C/1988 Y1 (Yanaka)

Discovery
- Discovered by: Tetsuo Yanaka
- Discovery site: Motegi, Japan
- Discovery date: 29 December 1988

Designations
- Alternative designations: 1988 XXIV, 1988r

Orbital characteristics
- Epoch: 12 January 1989 (JD 2447538.5)
- Observation arc: 57 days
- Number of observations: 56
- Perihelion: 0.428 AU
- Eccentricity: 1.000187
- Inclination: 71.011°
- Longitude of ascending node: 315.52°
- Argument of periapsis: 88.122°
- Last perihelion: 11 December 1988
- Earth MOID: 0.069 AU
- Jupiter MOID: 3.584 AU

Physical characteristics
- Mean radius: 0.194 km (0.121 mi)
- Comet total magnitude (M1): 12.4
- Comet nuclear magnitude (M2): 17.7
- Apparent magnitude: 9.0–9.5 (1988 apparition)

= C/1988 Y1 (Yanaka) =

Parabolic comet

C/1988 Y1 (Yanaka) is a non-periodic comet that was discovered by Japanese astronomer, Tetsuo Yanaka, in December 1988. Spectral observations of the comet showed that it is depleted in carbon and cyanogen compounds that is typically found in other comets, a trait only shared by 96P/Machholz.

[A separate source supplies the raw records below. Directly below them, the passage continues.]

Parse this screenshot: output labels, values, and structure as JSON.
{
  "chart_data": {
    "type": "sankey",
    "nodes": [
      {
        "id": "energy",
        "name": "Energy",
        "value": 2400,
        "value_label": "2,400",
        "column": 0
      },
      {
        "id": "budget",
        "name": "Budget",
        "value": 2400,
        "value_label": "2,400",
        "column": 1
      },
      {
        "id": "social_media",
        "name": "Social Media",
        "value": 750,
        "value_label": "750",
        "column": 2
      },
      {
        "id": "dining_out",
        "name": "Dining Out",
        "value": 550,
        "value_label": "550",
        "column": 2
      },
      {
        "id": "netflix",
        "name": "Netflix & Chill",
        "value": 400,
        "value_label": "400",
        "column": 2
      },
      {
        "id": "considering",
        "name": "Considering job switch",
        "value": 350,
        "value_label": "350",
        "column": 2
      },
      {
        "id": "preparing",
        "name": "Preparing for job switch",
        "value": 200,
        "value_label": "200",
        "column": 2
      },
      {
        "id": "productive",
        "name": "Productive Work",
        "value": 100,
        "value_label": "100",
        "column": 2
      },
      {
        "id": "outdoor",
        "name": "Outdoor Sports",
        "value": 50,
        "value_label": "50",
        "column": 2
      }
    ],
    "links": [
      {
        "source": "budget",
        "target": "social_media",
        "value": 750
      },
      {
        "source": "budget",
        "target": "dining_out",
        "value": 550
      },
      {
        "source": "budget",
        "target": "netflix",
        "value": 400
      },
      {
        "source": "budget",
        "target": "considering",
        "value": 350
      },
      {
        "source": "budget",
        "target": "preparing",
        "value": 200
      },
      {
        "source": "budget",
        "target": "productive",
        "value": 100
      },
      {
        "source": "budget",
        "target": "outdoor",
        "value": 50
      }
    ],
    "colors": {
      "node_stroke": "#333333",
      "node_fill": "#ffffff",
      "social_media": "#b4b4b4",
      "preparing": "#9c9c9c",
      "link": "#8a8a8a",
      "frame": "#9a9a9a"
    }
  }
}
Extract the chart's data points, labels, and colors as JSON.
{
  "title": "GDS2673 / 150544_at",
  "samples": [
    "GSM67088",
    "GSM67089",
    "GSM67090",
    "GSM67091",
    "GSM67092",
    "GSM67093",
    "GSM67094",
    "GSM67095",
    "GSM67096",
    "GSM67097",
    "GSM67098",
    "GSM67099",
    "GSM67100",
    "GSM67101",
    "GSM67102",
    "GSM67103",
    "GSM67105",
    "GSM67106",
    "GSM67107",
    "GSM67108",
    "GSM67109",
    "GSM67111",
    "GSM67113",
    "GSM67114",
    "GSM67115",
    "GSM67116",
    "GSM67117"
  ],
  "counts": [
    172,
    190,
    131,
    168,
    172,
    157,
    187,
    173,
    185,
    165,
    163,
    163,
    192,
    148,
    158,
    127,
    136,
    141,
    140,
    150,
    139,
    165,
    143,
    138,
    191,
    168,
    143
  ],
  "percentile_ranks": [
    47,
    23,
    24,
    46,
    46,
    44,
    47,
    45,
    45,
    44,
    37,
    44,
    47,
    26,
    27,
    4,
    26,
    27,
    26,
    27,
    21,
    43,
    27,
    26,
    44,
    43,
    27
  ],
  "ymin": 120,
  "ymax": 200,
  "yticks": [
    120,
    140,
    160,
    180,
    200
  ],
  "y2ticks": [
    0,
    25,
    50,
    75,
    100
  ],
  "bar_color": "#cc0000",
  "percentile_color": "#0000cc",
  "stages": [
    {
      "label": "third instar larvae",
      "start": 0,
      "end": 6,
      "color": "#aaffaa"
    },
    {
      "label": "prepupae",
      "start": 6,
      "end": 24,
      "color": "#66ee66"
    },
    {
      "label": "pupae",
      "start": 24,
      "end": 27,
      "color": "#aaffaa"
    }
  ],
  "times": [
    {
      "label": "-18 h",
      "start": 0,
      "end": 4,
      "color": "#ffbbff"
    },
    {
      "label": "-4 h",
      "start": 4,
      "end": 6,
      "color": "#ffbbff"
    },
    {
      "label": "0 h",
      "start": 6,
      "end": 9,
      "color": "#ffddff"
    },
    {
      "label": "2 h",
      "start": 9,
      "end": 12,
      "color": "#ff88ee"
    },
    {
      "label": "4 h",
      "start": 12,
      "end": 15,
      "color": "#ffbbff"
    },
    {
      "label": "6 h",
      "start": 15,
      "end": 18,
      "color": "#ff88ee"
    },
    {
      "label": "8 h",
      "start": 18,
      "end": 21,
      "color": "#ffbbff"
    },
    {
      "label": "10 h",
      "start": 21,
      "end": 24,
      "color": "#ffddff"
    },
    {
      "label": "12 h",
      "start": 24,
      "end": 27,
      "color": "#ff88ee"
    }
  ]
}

== Observational history ==
=== Discovery ===
Tetsuo Yanaka discovered this comet using a pair of 25±x binoculars on the night of 29 December 1988. At the time, it was a 9th-magnitude object located within the constellation Ophiuchus, (Note: Reported initial position upon discovery was: α = , δ = ) where he noted that the comet was probably moving towards the northwest. His discovery was verified by David H. Levy the following night.

=== Follow-up observations ===
Bright moonlight conditions in December 1988 made the observations and orbital calculations of this comet difficult for astronomers. The only known observations made during this time period were conducted by Gary W. Kronk and Alan Hale, who measured the comet's apparent magnitude as 9.1 and 9.4 respectively. A few days later, while searching for C/1988 Y1, Yanaka discovered his second comet, C/1989 A1, on 1 January 1989.

M. Tsumura made the last known observations of the comet on 27 February 1989, where it was a 15th-magnitude object within the constellation Canis Major. (Note: Reported final position upon last known observation was: α = , δ = )

== Orbit ==
Brian G. Marsden published the first parabolic orbital elements for the comet on 4 January 1989 based on 8 known observations at the time. Additional parabolic orbits published in 8 January, 26 January, and 22 March all revealed that the comet reached perihelion on 11 December 1988 at a distance of 0.43 AU from the Sun.

No further orbital calculations were published until 2017, when Gary W. Kronk used all 36 observations from 1 January to 27 February 1989 and determined a hyperbolic trajectory with an eccentricity of 1.000187.

== Physical characteristics ==
Measurements of its chemical composition showed that while the comet showed emissions of OI and NH_{2} compounds, it did not display any hints of C2 or CN emission by a factor of 100 and 25 respectively. These unusually low production rates in C2 and CN emissions were either likely the consequences for being a dynamically new comet entering the inner Solar System for the first time, or it may have even formed from an interstellar cloud with a composition entirely different from the nebula that eventually formed the Solar System.